Hendek kazısına derhal başlandı. Efendimiz (s.a.v.), nerelerin kimler tarafından kazılacağını bizzat tayin etti. Çok planlı çalışmak gerekiyordu. 300 kişi ile kazıya başlandı.
Peygamberimiz sahabeyi onar kişilik guruplara ayırmış, hendek kazmayı bir yarış haline getirmişti. Derinlik, atıyla hendeğe düşenin bir daha çıkamayacağı derinlikte kazılacaktı. Hendeğin genişliği ise en mahir süvarinin dahi atıyla atlayıp geçemeyeceği genişlikte yapılacaktı. Bütün Müslümanlar, hatta eli iş tutabilecek çocuklar bile canla başla hendek kazıyorlardı.
Kazının zamanında tamamlanması için Efendimiz (s.a.v.) Müslümanların şevk ve gayretlerini canlı tutmaya çalışıyor, toza, toprağa, sıcağa, açlığa aldırmadan, onlara örnek oluyordu.
Arabistan’da şiddetli bir kıtlık ve kuraklık hüküm sürüyordu. Medine’de bu kıtlığı yaşıyordu. Ashabın açlıktan takati kesilmiş, açlıklarını hissetmemek için karınlarına taş bağlamışlardı. Çektikleri sıkıntıları göstermek istercesine elbiselerini kaldırıp karınlarına bağladıkları taşları Efendimize gösteriyorlardı. Bunun üzerine Allah Rasûlü elbisesini kaldırdılar.
Ne görsünler? O karnına iki taş bağlamıştı. Kazı çalışması esnasında bir ara sahabiler sert bir kayaya rastladılar. Parçalamayı başaramadılar. Ellerindeki kazma, kürek gibi aletleri kırıldı. Durumu Efendimiz (s.a.v.)’e haber verdiler.
“Ya Rasûlallah! Karşımıza kazı esnasında bir kaya çıktı, onu bir türlü parçalayamadık! Ne yapalım emriniz nedir?”
Peygamberimiz (s.a.v.) Selman-ı Farisî’nin balyozunu aldı. “Bismillah!” diyerek kayaya bir darbe indirdi. Kayadan bir şimşek çaktı ve Medine’nin iki kayalığı arasını aydınlattı. Kayanın üçte birini yerinden kopardı ve : “Allahü Ekber! Bana Şam’ın anahtarı verildi! Vallahi! ben şu anda Şam’ın kırmızı köşklerini görüyorum.” buyurdu.
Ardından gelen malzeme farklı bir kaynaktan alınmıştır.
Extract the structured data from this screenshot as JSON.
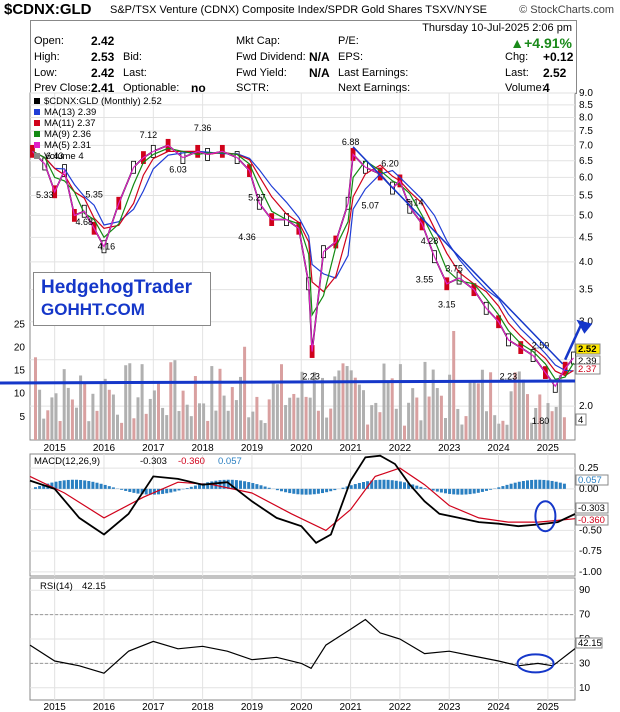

Sonra yine “Bismillah!” deyip balyozla kayaya ikinci darbeyi indirdi. Yine bir şimşek çaktı, kayanın üçte biri daha parçalandı ve : “Allahü Ekber! Bana Fars’ın anahtarı verildi! Vallahi! Şu anda ben Kisra’nın Medâin şehrini ve onun beyaz köşklerini görüyorum” buyurdu.
Daha sonra üçüncü defa “Bismillah!” deyip balyoz ile vurdu. Yine şimşek çaktı, kayanın geri kalan kısmı da parçalandı.
“Allahü Ekber! Bana Yemen’in anahtarı verildi! Vallahi şu anda ben San’a nın kapılarını görüyorum.” buyurdu. Efendimizin haber verdiği bu fetihler Hz. Ömer ve Hz.
Osman zamanında bir bir gerçekleşti.
Ashab hendek kazma işini bir an önce bitirmek için durmadan dinlenmeden çalışıyorlardı. O zaman yiyecek bulmada sıkıntı yaşıyorlardı. Hendek kazma işinin devam ettiği birgün Hz. Cabir bin Abdullah evine giderek hanımına; “Rasûlullah’ı (s.a.v.) çok acıkmış gördüm; başkası olsa dayanamazdı, evde yiyecek bir şey var mı?” diye sordu.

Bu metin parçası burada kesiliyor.